Who's the Boss?
Photo Credit: Emily Shur
Leslie Blodgett Executive chairman, Bare Escentuals
Though Leslie Blodgett has delivered countless speeches over the past 15 years, she was too nervous to eat before addressing Manhattan's Fashion Institute of Technology graduating class last year. As she approached the lectern, she took a deep breath, mustered all her mojo, and spoke slowly and emphatically. "I don't know anyone who has stopped being afraid," she told them. "If you're taking the easy way out, the boring way out, boy, you might as well be asleep. If you're really putting yourself on the line, you're going to be scared, and that's OK, because that's when you push through things — and that's when you feel most triumphant."
Blodgett, 50, is proof that swallowing those fears and plowing ahead can pay off in spades. In 1994, she was a fledgling cosmetics exec desperately trying to save Bare Escentuals, a money-losing, mineral-based makeup company. If she could just reach her customers, she thought, she knew she could sell them on the benefits of her powder-based product line, an antidote to pancake makeup and made from all-natural ingredients. At the time, QVC was a retail backwater catering to the out-of-work and sleep-deprived, but Blodgett had a hunch. So she donned a crisp white Bebe suit and a fake 5-carat diamond ring, and — cameras rolling — pitched her heart out.
QVC viewers lapped up her frank approach. In just six minutes, she sold 1,300 brush and foundation kits. Soon, she was moving $1.4 million worth of merchandise an hour. Within five years, the company she once could barely keep afloat was generating $65 million in revenue, thanks in large measure to Blodgett's girlfriend relatability and winning spiel. "Everyone told me I was crazy for doing home shopping," she recalls. "There are so many people out there who want to tell you not to do something. If you think they're right, it's going to steer you wrong."
Raised by a single mother on Long Island, New York — "She wanted me to not have to be dependent on a man to get what I wanted" — Blodgett got her start in cosmetics at the Ultima II counter at Macy's. She saw firsthand the transformative effect of makeup. "It's not just about the perfect shade of red lipstick," Blodgett says. "It's about that woman feeling good enough to ask for a raise, or to go on a job interview, or ask that guy out on a date." From there, she landed an internship at Revlon, then eventually an entry-level product development gig at Max Factor, followed by a stint at Neutrogena. Along the way, she married Keith Blodgett, a commercial producer, and had a son, Trent, now 19.
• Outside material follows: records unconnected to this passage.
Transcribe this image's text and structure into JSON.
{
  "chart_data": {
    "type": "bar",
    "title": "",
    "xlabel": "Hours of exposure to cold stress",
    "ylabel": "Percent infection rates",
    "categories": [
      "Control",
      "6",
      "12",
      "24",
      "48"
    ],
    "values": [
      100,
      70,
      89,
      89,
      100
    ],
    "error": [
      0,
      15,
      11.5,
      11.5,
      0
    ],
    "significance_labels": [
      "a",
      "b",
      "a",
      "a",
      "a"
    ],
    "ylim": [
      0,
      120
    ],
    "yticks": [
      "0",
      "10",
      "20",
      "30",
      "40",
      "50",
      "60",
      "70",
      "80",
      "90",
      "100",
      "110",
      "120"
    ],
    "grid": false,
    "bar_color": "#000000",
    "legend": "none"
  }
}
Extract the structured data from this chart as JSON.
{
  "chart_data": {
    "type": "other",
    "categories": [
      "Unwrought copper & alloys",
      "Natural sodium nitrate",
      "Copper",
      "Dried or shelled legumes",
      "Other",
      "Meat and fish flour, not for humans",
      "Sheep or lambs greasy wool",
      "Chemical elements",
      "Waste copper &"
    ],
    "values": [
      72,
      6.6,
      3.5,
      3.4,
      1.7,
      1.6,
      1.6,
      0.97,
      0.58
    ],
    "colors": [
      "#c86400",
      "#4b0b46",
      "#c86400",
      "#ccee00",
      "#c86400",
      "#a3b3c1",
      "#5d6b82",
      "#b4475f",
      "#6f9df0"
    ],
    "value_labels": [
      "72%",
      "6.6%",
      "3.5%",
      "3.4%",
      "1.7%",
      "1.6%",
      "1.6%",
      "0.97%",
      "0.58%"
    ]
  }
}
When she was approached by a Bare Escentuals investor asking if she'd help revive the company, which was teetering on the verge of bankruptcy, Blodgett jumped at the chance, relocating her family from Los Angeles to the Bay Area. Those early days were rife with difficult compromises: Blodgett's husband quit his job to raise Trent while she put in long hours building up the business. She missed so many of Trent's high school lacrosse games that she hired a videographer to document them. ("I've never reviewed them," she confesses sheepishly.) "Balance is incredibly hard," Blodgett admits wistfully. "I'm still feeling guilty about it."
Then, the moment every entrepreneur dreams of: the buyout offer. Two years ago, Shiseido snapped up Bare Escentuals for $1.7 billion. (Blodgett won't comment on how much she made off the sale.) She recently scaled back her day-to-day involvement and is now exploring a life beyond the brand. "I will have another big act," she says, her eyes widening. "I know that there are seeds inside of me that want to grow. I could become a painter. You don't know until you try. Not that I'm going to be famous, but I'm going to do something that is revolutionary — for me." — Diana Kapp
CAREER ADVICE FROM LESLIE BLODGETT
1 SCARED? YOU'RE ON THE RIGHT TRACK. You'll work hardest when you've got a lot on the line. "If you're taking the easy way out, you might as well be asleep," she told grads at the Fashion Institute of Technology recently. "If you're really putting yourself on the line, you're going to be scared — and that's when you push through things."
2 IGNORE THE NAYSAYERS — THERE WILL BE MANY. Struggling to revive Bare Escentuals, Blodgett decided to pitch the line on QVC. She got loads of flack for the idea. "There are so many people out there who want to tell you not to do something. If you think they're right, it's going to steer you wrong," she advises. In fact, her QVC debut proved a triumph and helped lead the company to profitability.
3 BRACE YOURSELF FOR TOUGH SACRIFICES. Overseeing a multimillion-dollar cosmetics powerhouse gave Blodgett and her family financial freedom. The trade-off: missing out on family time. "Balance is incredibly hard," she says.